Libre cours

Par Naïm Kamal

Pendant 25 ans son ombre pesante a plané sur l’Algérie. Pour épaissir le mystère, on ne lui connaissait pas de visage, la publication de sa photo était interdite par un décret tacite. Pour tout dire de lui, on disait que c’était Robb Djazaïr. Robb, dans la traduction ça peut être de façon égale patron, maître ou dieu. Dans son cas et dans la morphologie spirituelle de nos frères les Algériens, c’est au Tout puissant qu’il faut le relier, le prépondérant, l’omnipotent, l’omniscient, qui sait tout et n’ignore rien, fait et défait les rois, qui dit aux choses d’être et ils adviennent, qui a fait régner la terreur dans les cœurs et les chaumières sur un interminable long quart de siècle et qui a fini par se terminer. En le voyant entrer au tribunal de Blida, tête baissée, conduit par certainement un de ses anciens agents, on a envie de s’écrier : C’est ça le général de corps d’armée Toufik, de son vrai nom Mohamed Médiene ?! Souriez, mon général, vous avez été fixé pour la postérité.

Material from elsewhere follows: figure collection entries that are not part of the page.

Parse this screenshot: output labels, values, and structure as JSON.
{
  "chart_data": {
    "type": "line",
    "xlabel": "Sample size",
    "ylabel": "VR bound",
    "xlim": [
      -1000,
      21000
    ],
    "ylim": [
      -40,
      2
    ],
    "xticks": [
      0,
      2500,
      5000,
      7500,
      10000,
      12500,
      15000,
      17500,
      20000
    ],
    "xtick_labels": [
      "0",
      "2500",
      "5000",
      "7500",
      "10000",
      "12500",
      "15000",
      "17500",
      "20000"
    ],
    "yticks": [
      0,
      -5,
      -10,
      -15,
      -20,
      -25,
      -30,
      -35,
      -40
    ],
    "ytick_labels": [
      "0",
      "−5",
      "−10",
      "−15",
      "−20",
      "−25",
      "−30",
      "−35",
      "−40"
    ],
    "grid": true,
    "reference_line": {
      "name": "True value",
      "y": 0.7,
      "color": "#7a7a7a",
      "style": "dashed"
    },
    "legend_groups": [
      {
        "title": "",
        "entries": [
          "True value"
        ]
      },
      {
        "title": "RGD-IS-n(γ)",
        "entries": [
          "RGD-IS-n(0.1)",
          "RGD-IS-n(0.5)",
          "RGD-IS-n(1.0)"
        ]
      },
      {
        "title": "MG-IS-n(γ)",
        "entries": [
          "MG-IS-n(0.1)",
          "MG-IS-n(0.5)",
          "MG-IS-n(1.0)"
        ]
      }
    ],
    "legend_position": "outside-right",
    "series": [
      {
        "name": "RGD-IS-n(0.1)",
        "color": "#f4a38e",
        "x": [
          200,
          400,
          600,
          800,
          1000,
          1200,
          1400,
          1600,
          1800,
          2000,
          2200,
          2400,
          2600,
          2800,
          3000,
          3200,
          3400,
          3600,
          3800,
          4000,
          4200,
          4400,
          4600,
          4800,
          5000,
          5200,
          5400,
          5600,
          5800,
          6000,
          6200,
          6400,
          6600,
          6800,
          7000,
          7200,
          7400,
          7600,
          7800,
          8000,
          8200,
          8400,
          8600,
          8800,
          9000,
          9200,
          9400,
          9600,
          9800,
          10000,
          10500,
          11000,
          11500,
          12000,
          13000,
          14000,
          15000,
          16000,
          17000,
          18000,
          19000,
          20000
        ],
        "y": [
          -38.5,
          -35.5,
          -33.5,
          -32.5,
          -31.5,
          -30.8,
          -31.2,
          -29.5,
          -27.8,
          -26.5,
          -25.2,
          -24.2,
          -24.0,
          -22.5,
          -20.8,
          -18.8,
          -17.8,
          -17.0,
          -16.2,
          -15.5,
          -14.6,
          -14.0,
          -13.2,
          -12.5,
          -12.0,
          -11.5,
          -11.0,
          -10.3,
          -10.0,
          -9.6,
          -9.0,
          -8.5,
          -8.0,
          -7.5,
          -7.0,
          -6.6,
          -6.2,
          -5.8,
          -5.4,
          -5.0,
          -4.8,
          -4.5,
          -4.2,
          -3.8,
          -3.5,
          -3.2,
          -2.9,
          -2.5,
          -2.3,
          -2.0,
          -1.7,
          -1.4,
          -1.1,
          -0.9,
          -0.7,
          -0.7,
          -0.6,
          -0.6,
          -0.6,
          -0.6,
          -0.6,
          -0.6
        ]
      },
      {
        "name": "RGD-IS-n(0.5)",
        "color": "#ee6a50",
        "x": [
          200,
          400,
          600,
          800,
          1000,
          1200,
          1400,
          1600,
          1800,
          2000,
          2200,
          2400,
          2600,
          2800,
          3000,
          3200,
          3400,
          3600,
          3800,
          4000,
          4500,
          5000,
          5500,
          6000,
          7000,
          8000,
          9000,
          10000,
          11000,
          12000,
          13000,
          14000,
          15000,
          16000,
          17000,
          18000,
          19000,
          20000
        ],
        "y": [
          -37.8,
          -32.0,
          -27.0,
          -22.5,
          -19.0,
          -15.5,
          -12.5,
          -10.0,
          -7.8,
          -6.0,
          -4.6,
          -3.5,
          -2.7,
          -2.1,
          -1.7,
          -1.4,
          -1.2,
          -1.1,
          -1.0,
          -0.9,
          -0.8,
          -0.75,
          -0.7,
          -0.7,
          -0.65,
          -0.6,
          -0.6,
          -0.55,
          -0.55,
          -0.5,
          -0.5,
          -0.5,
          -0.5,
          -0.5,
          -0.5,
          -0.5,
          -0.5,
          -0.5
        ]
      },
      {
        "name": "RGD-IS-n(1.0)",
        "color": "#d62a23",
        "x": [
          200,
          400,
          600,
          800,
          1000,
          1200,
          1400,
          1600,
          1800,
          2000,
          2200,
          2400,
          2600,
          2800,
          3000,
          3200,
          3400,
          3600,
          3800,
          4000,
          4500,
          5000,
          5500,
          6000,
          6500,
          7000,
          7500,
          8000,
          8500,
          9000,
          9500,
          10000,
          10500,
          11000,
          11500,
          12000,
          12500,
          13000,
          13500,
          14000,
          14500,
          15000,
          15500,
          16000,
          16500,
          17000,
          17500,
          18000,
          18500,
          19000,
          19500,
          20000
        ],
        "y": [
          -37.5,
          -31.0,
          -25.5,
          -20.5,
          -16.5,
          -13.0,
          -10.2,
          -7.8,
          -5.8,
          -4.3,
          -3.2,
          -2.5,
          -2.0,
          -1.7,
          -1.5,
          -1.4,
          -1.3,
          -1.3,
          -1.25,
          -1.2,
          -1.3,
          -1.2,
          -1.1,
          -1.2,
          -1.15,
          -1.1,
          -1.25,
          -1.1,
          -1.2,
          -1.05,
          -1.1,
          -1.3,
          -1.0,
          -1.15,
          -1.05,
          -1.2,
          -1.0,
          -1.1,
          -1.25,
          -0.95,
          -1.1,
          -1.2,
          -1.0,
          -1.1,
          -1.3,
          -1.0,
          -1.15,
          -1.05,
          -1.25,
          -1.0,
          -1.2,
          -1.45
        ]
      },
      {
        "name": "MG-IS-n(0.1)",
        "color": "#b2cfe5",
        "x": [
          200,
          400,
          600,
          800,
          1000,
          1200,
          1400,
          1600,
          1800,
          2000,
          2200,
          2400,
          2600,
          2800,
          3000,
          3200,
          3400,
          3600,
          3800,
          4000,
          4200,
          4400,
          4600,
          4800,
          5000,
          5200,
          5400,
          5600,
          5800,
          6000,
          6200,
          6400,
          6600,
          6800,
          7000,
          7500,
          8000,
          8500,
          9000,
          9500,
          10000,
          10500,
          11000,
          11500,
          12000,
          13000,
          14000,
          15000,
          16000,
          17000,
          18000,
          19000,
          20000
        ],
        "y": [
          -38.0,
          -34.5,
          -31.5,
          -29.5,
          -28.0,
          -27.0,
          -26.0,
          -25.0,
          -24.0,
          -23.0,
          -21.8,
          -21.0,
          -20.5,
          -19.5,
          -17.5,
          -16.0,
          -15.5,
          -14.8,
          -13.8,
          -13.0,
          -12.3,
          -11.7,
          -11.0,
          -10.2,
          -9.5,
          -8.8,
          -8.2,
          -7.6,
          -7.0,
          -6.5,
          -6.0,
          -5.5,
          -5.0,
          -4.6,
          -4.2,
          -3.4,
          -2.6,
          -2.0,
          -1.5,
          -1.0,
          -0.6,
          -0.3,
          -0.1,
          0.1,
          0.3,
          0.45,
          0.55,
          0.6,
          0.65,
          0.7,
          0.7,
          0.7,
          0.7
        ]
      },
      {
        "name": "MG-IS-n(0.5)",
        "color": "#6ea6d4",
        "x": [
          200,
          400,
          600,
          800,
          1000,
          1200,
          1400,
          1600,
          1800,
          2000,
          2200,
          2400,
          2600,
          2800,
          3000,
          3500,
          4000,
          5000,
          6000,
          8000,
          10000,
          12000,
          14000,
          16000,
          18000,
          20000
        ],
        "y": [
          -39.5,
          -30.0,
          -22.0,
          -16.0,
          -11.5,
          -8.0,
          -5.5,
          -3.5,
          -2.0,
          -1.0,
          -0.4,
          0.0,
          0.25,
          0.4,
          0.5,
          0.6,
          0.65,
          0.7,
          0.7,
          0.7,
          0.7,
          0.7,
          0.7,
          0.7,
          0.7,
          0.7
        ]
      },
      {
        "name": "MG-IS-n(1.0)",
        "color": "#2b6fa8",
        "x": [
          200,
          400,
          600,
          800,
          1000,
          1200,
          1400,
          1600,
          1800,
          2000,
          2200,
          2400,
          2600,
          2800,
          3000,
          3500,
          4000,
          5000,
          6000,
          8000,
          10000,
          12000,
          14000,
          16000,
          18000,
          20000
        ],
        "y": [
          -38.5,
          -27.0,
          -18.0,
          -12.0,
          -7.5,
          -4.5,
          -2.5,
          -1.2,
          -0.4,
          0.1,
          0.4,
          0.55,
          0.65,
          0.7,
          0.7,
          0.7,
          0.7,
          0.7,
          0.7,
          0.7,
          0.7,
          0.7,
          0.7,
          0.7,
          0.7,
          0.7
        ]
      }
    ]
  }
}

Sous l’emprise de la fascination de cette image, celle de l’autre général parait presque vulgaire, banale. Il a beau avoir succédé à Toufik à la tête des services de sécurité après son limogeage en 2015, il a beau avoir été l’officier supérieur qui a conduit sur le terrain le combat contre les groupes armés islamistes, il ne matche pas. Malgré sa carrure et une gueule fortement marquée qui en dit long sur les besognes qu’il a accomplies, le général Ayhmane Tartag ne tient pas la comparaison. Il s’estimerait heureux si déjà le juge ne retient pas contre lui le chef d’inculpation de déranger par sa présence le paysage. Dégagez, vous gênez la vue !

Le troisième larron est inénarrable. Ses cheveux lisses, qui ont la fâcheuse tendance de venir lui couvrir une partie du front, sa moustache qui devrait en principe témoigner de sa virilité ne font pas illusion. Son mérite le plus éclaboussant reste et restera d’être le frère de. Il a été l’homme fort, surtout de ce fatidique quatrième mandat, mais tout le talent de Saïd Bouteflika tient aux sources de l’ovule et du spermatozoïde qu’il partage avec son frère d’ex-président. L’histoire le classera dans ses archives comme l’usurpateur, le spoliateur, l’intrigant sans légitimité, ni militaire, ni populaire, pas même celle de quelques urnes violées dans un fief perdu dans le vaste Sahara algérien. En pointant au tribunal, il avait les mains dans le dos, les menottes aux poignets. Pas les deux généraux qui avaient les mains libres. Même dans la déchéance, l’armée préserve les siens. Trois instantanés à quelques secondes d’intervalle et une seule leçon. Plus le pouvoir, jumeau de l’arrogance, enivre, plus la gueule de bois de ses lendemains est une céphalée lancinante. La migraine à perpétuité. La liste de ses désenchantés est longue quand on parcourt les âges. A trop céder à ses sirènes, on finit dans le vertigo qui n’est pas très grave tant que ses manifestations se limitent à quelques caprices et un brin de fantaisie. Mais le risque est grand qu’il évolue en syndrome d’hubris, une notion de l’antiquité grecque qu’un ami érudit m’a apprise. Hubris, hubrys ou ubris désigne « tout ce qui, dans la conduite de l’homme est considéré par les dieux comme démesure, orgueil ». Ils le sanctionnent de leurs foudres. Les impénétrables voies du Seigneur donnent à leurs éclairs les formes qu’Il veut. Dans le cas des trois lascars de l’Algérie éternelle, c’est juste l’éclat d’un flash au seuil d’un tribunal. On appelle cela aussi, l’histoire en marche.